Joint Costs Allocation And Profitability Analysis

For profit planning and perhaps as it is only reliable measure in profitability analysis, management should consider the contribution margin a product makes to joint cost after separable or individual cost are deducted from sales. The contribution margin allows management to predict the amount that a segment or product line will add or subtract from company profits.

In profitability analysis, this margin is not the product’s net profit figure. It only indicates relative profitability in comparison with other products. Net profit determined by allocating to segments an ‘equitable’ share of all costs, both separable and joint, associated with the group of segments is not a reliable guide to profit-planning decisions because these data cannot be used for predicting the outcome of decisions in terms of the change in aggregate net profit. For these reasons, attempts to allocate joint marketing costs to products and customers by time studies of salespersons’ activities often yield results which are unreliable for appraising segment profitability.

The Federal Trade Commission recently required that certain businesses furnish cost-and-profit data for a wide range of specific product categories. In 1974 the Securities and Exchange Commission began requiring that annual reports to stockholders include revenue and profit by business. The Financial Accounting Standards Board is researching possible segment reporting requirements for external financial statements.

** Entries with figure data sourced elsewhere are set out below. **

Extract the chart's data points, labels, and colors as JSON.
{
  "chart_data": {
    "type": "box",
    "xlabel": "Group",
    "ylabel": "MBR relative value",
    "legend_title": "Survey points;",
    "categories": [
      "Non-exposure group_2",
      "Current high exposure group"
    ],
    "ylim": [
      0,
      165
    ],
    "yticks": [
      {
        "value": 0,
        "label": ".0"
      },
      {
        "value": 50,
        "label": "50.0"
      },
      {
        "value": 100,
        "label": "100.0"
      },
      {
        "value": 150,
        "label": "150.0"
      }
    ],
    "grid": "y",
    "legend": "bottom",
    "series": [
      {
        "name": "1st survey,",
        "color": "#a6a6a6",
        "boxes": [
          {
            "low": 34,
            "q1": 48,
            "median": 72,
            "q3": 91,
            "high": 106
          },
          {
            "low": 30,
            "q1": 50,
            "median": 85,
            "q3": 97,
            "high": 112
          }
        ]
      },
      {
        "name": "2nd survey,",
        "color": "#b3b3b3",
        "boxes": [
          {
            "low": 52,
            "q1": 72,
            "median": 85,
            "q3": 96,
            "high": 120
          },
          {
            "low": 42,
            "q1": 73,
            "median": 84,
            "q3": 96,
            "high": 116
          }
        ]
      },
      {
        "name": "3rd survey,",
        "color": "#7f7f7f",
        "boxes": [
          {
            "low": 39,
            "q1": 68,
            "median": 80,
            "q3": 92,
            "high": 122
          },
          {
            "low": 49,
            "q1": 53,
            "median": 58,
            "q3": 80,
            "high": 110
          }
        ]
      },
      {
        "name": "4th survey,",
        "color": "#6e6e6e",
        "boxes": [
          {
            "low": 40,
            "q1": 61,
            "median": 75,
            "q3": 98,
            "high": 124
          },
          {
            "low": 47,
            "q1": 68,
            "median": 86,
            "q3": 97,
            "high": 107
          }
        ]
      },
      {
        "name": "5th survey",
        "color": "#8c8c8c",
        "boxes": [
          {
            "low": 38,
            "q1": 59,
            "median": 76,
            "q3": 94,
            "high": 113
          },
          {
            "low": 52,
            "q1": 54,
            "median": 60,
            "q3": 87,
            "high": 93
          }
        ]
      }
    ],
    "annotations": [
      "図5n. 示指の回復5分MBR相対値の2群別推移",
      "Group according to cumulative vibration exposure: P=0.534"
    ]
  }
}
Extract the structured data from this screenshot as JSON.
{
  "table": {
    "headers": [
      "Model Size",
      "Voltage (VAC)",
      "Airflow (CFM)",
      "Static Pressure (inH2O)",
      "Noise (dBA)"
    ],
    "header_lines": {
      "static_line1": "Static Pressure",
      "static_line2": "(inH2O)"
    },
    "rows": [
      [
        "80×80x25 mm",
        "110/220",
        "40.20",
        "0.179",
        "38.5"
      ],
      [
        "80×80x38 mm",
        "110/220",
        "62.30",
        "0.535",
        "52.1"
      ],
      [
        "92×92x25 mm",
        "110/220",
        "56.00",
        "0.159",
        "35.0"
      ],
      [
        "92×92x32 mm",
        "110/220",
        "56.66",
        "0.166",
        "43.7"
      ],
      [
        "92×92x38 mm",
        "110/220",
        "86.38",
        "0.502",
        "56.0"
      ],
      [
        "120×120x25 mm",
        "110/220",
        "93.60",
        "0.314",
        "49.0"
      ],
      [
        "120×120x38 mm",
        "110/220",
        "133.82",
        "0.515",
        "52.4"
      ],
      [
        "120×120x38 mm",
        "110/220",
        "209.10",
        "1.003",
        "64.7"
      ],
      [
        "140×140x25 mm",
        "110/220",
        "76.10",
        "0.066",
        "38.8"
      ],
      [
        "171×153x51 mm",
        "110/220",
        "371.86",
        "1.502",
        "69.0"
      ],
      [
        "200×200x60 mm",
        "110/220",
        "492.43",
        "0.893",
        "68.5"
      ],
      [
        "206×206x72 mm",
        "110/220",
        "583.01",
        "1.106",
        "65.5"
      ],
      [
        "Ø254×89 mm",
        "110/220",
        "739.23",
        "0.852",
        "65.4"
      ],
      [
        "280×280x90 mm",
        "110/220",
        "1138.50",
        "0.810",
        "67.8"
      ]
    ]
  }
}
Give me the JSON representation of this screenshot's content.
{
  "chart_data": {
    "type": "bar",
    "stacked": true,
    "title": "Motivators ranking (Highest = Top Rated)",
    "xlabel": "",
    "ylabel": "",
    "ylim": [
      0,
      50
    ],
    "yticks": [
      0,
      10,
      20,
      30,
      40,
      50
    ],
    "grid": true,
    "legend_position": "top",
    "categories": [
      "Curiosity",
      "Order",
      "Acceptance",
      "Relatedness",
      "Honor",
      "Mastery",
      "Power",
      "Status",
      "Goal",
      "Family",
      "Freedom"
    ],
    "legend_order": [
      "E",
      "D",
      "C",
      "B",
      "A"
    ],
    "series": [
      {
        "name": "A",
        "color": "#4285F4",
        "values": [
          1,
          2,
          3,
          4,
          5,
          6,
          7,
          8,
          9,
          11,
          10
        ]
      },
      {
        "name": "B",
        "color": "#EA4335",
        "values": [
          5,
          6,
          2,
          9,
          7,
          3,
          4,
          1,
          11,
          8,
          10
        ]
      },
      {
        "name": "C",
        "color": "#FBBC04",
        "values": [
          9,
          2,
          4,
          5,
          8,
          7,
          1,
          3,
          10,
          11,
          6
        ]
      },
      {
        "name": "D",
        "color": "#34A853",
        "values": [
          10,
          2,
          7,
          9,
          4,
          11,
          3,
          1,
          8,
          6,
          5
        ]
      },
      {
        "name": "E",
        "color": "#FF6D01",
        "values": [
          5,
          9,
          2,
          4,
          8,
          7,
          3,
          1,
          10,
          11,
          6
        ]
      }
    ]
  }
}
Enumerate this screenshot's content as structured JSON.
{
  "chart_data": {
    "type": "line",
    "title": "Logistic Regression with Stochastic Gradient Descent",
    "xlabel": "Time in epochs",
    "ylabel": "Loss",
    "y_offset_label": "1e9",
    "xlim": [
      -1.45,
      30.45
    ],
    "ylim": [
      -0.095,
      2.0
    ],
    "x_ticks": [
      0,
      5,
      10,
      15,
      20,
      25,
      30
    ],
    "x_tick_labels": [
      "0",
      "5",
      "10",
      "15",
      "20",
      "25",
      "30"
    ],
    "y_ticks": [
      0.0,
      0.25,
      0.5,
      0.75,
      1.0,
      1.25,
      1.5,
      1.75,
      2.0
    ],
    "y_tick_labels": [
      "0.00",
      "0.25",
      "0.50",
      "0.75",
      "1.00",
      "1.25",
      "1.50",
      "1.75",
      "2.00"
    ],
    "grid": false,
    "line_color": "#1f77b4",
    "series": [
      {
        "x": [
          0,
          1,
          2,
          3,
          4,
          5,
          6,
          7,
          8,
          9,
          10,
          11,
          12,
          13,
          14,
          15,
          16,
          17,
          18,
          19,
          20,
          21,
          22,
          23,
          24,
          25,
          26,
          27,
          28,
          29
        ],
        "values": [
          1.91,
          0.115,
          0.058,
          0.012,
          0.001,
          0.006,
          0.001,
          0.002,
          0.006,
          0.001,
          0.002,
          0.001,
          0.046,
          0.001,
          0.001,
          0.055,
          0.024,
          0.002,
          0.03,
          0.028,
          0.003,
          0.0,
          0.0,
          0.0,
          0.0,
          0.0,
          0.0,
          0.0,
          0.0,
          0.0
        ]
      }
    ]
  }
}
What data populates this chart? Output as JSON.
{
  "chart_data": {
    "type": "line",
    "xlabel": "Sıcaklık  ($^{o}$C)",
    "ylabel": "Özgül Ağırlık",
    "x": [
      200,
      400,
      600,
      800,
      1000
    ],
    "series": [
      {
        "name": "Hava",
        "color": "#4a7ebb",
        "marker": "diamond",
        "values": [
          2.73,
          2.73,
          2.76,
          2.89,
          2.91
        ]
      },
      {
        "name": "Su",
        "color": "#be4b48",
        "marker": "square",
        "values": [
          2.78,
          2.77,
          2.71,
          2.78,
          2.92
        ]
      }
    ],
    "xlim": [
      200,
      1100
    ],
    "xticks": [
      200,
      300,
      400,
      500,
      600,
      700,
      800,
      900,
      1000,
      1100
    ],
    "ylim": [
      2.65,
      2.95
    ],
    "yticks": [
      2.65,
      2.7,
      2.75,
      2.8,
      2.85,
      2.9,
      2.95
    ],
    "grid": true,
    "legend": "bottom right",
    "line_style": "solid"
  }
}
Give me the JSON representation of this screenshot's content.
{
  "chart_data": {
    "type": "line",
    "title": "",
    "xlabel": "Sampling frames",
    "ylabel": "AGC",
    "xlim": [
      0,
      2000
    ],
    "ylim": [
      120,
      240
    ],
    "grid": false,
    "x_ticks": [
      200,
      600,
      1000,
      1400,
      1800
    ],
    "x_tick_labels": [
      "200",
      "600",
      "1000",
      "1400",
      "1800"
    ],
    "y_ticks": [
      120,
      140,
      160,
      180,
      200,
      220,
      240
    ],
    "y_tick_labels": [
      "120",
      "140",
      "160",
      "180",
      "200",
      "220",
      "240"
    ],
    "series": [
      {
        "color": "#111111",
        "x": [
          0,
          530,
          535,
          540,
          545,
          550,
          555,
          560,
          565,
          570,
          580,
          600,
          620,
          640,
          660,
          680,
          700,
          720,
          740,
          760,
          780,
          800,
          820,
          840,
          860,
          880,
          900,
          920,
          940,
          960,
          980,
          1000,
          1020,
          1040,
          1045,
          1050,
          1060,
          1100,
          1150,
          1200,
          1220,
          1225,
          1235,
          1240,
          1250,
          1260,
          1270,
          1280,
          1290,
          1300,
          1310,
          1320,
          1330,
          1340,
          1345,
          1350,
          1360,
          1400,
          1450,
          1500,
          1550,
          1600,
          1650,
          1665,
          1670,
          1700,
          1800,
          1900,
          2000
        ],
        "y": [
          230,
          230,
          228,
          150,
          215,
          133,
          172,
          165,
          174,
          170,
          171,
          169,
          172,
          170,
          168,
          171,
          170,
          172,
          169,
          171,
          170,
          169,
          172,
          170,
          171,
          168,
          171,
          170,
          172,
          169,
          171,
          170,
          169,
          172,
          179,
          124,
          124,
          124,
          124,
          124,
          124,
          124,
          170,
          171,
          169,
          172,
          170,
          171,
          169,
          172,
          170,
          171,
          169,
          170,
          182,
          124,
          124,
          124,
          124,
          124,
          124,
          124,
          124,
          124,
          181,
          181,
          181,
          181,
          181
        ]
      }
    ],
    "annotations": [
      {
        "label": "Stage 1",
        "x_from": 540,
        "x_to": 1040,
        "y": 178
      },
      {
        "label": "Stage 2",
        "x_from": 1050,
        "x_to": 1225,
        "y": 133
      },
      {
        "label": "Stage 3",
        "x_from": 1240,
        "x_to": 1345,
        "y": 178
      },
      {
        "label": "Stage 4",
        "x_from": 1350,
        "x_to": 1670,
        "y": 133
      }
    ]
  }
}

Businessmen resist such requirements. One of their main arguments is that cost allocation today with multiple products and product lines is wrought with great danger of improper interpretation caused by arbitrarily allocated joint costs. Of course, as this topic indicates, there are acceptable ways of allocating joint product costs and even separable costs. Yet, it makes a difference which method is chosen. The decision determines the degree of profitability of the various products.

When the allocation method is applied the first time, the cost is based on the present price is the subject of the regulatory process. By means of profitability analysis, a firm can take better decision in pricing.